Let’s stay with Blockbuster and HMV, they have suffered their fate because of exponential developments in technology. We can see this technology developing almost before our very eyes, so what other companies might be at risk? Clearly one like Snappy Snaps, or printers that fail to adapt to the new world of computers.

Back in the 1970s, a print run of less than about a thousand copies was not economically viable; printing a hundred copies of a book would have cost not much less than a thousand. Then, from about the early 1980s, the price began to come down. Now, literally anyone can publish a book; very small print runs are viable, and if you are prepared to rely on PDFs, you can publish and distribute even an encyclopaedia at no cost at all, which is good news for the reading public, but would not have been good news for a certain J.K. Rowling.

In short, we can see that any company which fails to keep abreast of new technology could fail financially as well. There are companies that have been around for longer than HMV and which will in all probability be around for generations to come. We all have to eat, so large supermarket chains are likely to endure, barring mergers, takeovers, etc. There are other companies, indeed other sectors where the smart money should find a long term home, but again there is no compelling evidence that so-called professionals are any smarter than the rest of us, they are simply paid a great deal more, whether they get it right or wrong.

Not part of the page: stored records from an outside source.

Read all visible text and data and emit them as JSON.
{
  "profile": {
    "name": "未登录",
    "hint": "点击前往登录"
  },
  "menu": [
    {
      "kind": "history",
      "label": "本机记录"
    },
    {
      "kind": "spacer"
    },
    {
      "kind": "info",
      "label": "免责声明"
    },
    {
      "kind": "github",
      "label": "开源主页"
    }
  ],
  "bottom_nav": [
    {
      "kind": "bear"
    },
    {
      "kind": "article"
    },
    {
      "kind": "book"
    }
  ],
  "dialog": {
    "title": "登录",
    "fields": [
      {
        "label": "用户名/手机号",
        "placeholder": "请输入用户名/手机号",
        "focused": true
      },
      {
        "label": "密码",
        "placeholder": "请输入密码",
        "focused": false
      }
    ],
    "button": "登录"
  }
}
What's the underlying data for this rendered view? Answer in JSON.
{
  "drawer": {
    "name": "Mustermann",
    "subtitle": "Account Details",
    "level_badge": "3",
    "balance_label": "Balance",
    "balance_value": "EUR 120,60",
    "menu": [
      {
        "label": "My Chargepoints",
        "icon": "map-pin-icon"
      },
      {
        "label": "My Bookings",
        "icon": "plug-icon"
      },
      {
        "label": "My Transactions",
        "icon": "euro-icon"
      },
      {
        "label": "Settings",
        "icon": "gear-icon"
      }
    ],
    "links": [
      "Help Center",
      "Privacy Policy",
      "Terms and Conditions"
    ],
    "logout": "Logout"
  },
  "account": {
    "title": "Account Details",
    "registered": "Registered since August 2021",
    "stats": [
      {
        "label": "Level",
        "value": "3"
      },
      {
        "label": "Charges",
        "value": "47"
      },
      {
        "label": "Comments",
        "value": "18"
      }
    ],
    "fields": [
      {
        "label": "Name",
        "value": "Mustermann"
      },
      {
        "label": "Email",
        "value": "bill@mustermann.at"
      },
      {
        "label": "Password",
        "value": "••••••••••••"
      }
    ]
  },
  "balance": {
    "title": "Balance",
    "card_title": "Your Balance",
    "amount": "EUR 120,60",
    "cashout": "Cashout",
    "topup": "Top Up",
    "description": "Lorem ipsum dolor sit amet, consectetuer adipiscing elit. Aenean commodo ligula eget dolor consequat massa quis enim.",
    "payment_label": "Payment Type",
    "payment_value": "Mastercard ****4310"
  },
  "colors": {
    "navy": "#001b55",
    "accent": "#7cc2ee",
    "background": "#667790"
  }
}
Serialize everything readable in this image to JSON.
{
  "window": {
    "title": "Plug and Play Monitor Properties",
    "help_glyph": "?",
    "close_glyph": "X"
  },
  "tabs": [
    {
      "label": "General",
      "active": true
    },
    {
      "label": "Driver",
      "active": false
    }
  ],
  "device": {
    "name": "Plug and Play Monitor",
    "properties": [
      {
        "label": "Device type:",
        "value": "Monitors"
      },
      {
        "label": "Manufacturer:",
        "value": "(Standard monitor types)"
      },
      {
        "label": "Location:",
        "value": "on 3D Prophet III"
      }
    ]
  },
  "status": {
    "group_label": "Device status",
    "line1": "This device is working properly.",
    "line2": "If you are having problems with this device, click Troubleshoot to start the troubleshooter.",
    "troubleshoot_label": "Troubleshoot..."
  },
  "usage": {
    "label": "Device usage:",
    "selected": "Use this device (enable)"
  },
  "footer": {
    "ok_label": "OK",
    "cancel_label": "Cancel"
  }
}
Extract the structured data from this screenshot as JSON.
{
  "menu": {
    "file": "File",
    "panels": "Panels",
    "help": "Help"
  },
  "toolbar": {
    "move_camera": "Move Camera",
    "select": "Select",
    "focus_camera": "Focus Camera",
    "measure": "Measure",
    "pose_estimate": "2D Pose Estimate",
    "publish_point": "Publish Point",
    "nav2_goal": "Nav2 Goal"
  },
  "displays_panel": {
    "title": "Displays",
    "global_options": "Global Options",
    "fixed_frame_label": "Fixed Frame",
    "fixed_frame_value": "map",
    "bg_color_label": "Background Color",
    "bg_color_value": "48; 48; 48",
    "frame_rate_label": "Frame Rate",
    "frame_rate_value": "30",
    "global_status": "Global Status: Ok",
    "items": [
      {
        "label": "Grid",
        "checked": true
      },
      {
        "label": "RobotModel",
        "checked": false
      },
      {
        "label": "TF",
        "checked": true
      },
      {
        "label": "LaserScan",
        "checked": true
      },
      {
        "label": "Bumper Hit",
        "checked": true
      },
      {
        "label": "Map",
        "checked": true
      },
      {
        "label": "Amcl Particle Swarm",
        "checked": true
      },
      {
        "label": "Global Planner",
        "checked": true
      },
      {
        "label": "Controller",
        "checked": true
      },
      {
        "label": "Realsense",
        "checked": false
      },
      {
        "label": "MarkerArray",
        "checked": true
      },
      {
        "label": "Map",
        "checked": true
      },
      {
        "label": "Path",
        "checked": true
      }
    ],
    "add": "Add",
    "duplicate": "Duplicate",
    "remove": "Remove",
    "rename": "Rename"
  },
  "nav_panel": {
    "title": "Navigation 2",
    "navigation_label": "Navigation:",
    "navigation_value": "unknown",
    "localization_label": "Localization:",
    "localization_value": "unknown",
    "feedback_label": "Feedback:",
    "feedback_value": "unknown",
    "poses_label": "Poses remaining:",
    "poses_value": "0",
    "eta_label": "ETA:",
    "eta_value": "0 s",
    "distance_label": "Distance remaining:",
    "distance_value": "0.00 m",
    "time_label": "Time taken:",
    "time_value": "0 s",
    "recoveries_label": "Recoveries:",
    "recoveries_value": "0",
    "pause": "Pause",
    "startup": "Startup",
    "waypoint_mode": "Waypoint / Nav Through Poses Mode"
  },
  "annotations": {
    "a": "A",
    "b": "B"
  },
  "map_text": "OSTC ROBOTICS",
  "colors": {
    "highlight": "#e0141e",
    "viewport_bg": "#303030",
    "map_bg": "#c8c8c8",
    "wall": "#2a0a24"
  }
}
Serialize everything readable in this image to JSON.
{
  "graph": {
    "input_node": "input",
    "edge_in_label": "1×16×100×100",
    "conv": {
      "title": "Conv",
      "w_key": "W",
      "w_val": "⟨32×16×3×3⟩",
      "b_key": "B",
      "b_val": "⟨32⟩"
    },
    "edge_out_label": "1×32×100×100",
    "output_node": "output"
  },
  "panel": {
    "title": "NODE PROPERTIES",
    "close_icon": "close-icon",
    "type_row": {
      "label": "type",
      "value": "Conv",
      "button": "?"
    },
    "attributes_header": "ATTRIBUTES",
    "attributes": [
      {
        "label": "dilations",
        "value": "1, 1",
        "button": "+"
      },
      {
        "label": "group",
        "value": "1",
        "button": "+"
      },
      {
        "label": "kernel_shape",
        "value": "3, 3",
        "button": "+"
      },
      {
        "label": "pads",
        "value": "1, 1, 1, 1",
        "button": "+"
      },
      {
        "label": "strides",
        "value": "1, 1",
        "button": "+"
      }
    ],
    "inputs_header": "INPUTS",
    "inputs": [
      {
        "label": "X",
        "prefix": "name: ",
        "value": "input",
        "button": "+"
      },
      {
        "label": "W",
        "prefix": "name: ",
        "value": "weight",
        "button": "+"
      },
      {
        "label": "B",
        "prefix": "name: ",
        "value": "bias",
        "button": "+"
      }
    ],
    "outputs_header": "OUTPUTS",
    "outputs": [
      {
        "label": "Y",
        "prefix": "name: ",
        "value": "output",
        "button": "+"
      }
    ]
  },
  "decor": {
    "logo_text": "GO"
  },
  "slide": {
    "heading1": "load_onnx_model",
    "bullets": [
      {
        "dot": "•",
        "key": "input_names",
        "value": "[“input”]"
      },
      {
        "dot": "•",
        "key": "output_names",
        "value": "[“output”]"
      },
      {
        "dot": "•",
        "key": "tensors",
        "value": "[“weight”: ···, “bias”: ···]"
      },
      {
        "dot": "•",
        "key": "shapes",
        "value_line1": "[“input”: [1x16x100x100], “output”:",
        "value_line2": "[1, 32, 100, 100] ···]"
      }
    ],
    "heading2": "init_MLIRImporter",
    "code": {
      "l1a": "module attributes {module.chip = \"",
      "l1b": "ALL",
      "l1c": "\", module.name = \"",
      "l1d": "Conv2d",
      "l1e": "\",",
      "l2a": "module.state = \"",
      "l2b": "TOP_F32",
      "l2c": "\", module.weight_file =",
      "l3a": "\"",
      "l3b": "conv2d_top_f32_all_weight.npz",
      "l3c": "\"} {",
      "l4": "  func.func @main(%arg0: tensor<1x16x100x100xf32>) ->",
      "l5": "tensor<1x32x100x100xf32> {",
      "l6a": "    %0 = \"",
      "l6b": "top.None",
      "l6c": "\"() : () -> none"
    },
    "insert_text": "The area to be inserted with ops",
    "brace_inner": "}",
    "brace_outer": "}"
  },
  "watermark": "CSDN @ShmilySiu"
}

There are a great many reforms that need to be carried out in the financial sector besides taking the power to create credit away from the banks and placing it in the hands of accountable governments; only today the government’s financial watchdog has begun another review of yet another rip off by the big banks, so-called interest rate swap mis-selling.

Outright dishonesty aside though, the biggest nettle the British Government and all governments should grasp is that of managed funds, including pension funds. As so-called professionals are unable to beat the market, and as this sort of so-called fund management amounts to mere gambling anyway, the best way to protect genuine investors is to wind up all these funds, every single one of them. Pension contributions in particular should be paid into a central pool that contributors can manage themselves, or failing which the government can manage on their behalf.

This would cut out all the management fees, all the expenses, all the churning, and all the vastly overpaid fund managers, advertisers, consultants and economists, whose employment benefits ultimately no one but themselves.